Whilst at Aberystwyth I performed some wonderful music under Geoffrey's encouraging guidance: the Waldstein sonata [though I always struggled with the glissandi octave passages in the final movement]; Schumann's 2nd sonata [f sharp minor]; Bartok Mikrokosmos Books V and VI; Lennox Berkeley Preludes; the third, single movement sonata by Prokofiev; Grieg's Holberg Suite - which I performed in the Great Hall; Faschingswank aus Wien [Schumann] with the fantastic intermezzo. I played the first movement as part of an end of year assessment; Schubert op.90 Impromptus; the 5th English Suite by Bach; various Ireland pieces, such as the London Pieces; and he helped me play my own works in preparation for the composers' forum which was held regularly throughout my time as a student.
We learned about fugue writing with Prof. Parrott, with a Monday morning 9.00 o'clock lecture. I can remember on at least one occasion being in a helpless state of giggles in one such lecture, along with the entire class of undergraduates. It was just about containable unless asked a direct question by the Prof. Then it all burst out in embarrassingly uncontrollable guffaws....But my love of fugue and counterpoint stemmed from these classes, alongside the Bach Preludes & Fugues I was given to learn each week by the then Mrs Buckley who was my teacher for a term. She was quietly responsible for forcing me to work enormously hard to get my fledgeling technique up to an acceptable standard. I remember climbing into the music department [in the old castle building on the seafront by the pier] through a downstairs loo window [I think....] so that I could practice in the lecture room on the huge Steinwey grand. The place was reputedly haunted, and there were frequent 'noises'... like in most old buildings. I played to hide the silences and improve my technique. After Christmas in my first year she transferred me to Geoffrey, which in my eyes was a reward for my efforts. Actually it is more likely that she was disgusted by my finger-nails, bitten to the quick by my nervous fear and just occasionally bleeding.... But at least I don't smoke, drink or worse.

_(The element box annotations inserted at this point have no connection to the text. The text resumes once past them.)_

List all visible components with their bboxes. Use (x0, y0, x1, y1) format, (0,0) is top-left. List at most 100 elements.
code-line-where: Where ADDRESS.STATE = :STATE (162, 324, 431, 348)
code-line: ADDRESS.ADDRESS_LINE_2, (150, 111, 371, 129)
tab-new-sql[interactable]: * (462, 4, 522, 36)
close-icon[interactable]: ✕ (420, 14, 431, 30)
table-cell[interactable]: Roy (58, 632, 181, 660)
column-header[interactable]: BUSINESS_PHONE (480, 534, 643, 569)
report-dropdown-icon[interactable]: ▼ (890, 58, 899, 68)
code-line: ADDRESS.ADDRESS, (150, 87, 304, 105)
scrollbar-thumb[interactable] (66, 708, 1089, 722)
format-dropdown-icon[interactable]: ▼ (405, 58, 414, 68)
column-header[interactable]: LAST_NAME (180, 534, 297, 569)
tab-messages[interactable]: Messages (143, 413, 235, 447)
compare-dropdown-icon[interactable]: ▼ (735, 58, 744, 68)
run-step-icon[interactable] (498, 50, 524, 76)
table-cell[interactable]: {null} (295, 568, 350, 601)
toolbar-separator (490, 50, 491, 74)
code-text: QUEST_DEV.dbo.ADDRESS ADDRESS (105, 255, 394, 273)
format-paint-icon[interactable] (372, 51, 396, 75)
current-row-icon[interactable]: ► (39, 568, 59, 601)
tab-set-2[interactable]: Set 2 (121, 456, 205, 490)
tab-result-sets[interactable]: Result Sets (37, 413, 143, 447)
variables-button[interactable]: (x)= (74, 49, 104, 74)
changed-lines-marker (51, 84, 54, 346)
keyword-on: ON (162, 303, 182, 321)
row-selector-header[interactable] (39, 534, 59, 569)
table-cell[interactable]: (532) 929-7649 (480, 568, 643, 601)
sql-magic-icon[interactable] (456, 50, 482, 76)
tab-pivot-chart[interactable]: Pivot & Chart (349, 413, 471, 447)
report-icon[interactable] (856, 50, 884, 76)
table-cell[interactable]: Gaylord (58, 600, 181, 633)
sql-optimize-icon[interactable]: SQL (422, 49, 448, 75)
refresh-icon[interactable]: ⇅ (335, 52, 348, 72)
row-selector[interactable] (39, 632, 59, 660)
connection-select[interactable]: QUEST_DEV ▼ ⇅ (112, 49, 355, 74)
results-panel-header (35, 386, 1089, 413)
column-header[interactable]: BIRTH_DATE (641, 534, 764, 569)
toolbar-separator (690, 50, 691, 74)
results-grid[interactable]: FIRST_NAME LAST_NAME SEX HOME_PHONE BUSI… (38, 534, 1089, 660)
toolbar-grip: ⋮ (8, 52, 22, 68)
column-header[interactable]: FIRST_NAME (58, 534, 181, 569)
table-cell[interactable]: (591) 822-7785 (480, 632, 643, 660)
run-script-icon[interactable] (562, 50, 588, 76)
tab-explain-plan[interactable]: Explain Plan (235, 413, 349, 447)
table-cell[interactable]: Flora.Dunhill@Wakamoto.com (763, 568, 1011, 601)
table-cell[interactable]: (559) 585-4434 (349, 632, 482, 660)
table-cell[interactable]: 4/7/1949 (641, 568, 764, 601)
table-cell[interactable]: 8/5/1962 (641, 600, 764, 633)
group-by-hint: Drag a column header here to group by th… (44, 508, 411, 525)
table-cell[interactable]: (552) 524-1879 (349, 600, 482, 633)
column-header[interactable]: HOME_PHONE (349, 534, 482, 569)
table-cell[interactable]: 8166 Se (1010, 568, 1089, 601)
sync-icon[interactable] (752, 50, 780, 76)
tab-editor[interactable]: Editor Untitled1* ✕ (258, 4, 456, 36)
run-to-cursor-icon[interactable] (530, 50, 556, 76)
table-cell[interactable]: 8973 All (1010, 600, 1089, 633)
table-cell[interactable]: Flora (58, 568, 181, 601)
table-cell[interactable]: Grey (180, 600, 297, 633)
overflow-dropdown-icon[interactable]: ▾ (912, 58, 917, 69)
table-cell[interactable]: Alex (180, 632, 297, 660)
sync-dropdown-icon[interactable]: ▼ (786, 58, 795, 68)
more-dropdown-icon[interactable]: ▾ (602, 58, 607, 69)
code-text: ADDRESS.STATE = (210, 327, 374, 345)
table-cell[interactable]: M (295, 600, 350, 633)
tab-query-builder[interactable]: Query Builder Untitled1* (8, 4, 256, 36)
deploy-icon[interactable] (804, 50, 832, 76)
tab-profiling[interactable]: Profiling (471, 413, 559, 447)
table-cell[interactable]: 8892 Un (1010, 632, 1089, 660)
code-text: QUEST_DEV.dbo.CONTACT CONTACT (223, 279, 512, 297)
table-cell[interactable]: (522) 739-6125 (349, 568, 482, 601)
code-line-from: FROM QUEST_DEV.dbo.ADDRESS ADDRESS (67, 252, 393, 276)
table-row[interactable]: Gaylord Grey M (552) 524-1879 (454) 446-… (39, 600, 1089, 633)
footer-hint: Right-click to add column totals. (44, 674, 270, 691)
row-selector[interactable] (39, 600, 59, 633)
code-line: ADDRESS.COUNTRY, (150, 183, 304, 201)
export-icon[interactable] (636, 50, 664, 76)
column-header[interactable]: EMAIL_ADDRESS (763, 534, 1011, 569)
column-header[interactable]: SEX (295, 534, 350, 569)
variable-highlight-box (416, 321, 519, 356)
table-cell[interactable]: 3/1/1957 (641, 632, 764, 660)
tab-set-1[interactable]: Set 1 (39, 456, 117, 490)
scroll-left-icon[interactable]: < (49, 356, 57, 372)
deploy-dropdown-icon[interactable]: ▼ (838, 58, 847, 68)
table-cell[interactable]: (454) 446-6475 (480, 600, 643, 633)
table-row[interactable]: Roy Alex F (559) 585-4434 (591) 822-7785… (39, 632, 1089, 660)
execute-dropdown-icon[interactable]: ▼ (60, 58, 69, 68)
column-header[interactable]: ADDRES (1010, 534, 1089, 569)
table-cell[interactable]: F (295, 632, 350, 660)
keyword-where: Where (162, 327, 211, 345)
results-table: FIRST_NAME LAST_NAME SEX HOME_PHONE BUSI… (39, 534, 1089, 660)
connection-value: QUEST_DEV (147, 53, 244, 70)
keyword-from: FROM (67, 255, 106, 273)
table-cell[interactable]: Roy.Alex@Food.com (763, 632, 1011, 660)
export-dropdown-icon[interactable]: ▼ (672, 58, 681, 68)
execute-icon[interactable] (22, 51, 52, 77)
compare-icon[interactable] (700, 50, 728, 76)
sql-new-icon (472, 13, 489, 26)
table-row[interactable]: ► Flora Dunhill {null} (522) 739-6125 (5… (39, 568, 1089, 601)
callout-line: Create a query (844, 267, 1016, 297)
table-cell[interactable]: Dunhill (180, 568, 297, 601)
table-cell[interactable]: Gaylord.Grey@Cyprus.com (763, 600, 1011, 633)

At Weymouth College later I organised many concerts, and came to know Geoffrey as a good friend through his frequent visits to give solo and concerto performances. I directed all the later Mozart piano concertos with him as soloist, as well as Beethoven [no's 1, 4 & 5] and Rachmaninov no.2. I introduced Duncan to Geoffrey, and, through my other Welsh connections, to the cellist Sharon McKinley, with whom he performed very many recitals. I too directed Sharon and my 'Quidlibet Sinfonia' in a performance of the Dvorak cello concerto [in St George's, Fordington].
March Wind was inspired by a poem by Phyllis Taylor. I met her in Llandudno when I was visiting the Franciscan outpost there. She was absolutely thrilled with the piece, and surprised at the speed with which it was composed [three days]:
Give me the lash of March's maddest blusters,
Sou'westerly - the brimming stream a-race;
The alder bushes fringed with catkin clusters,
Flurries of hail that sting my glowing face;
Then sunset; clouds wind-driven; Venus gleaming,
And creak of storm-tossed boughs to lull my dreaming.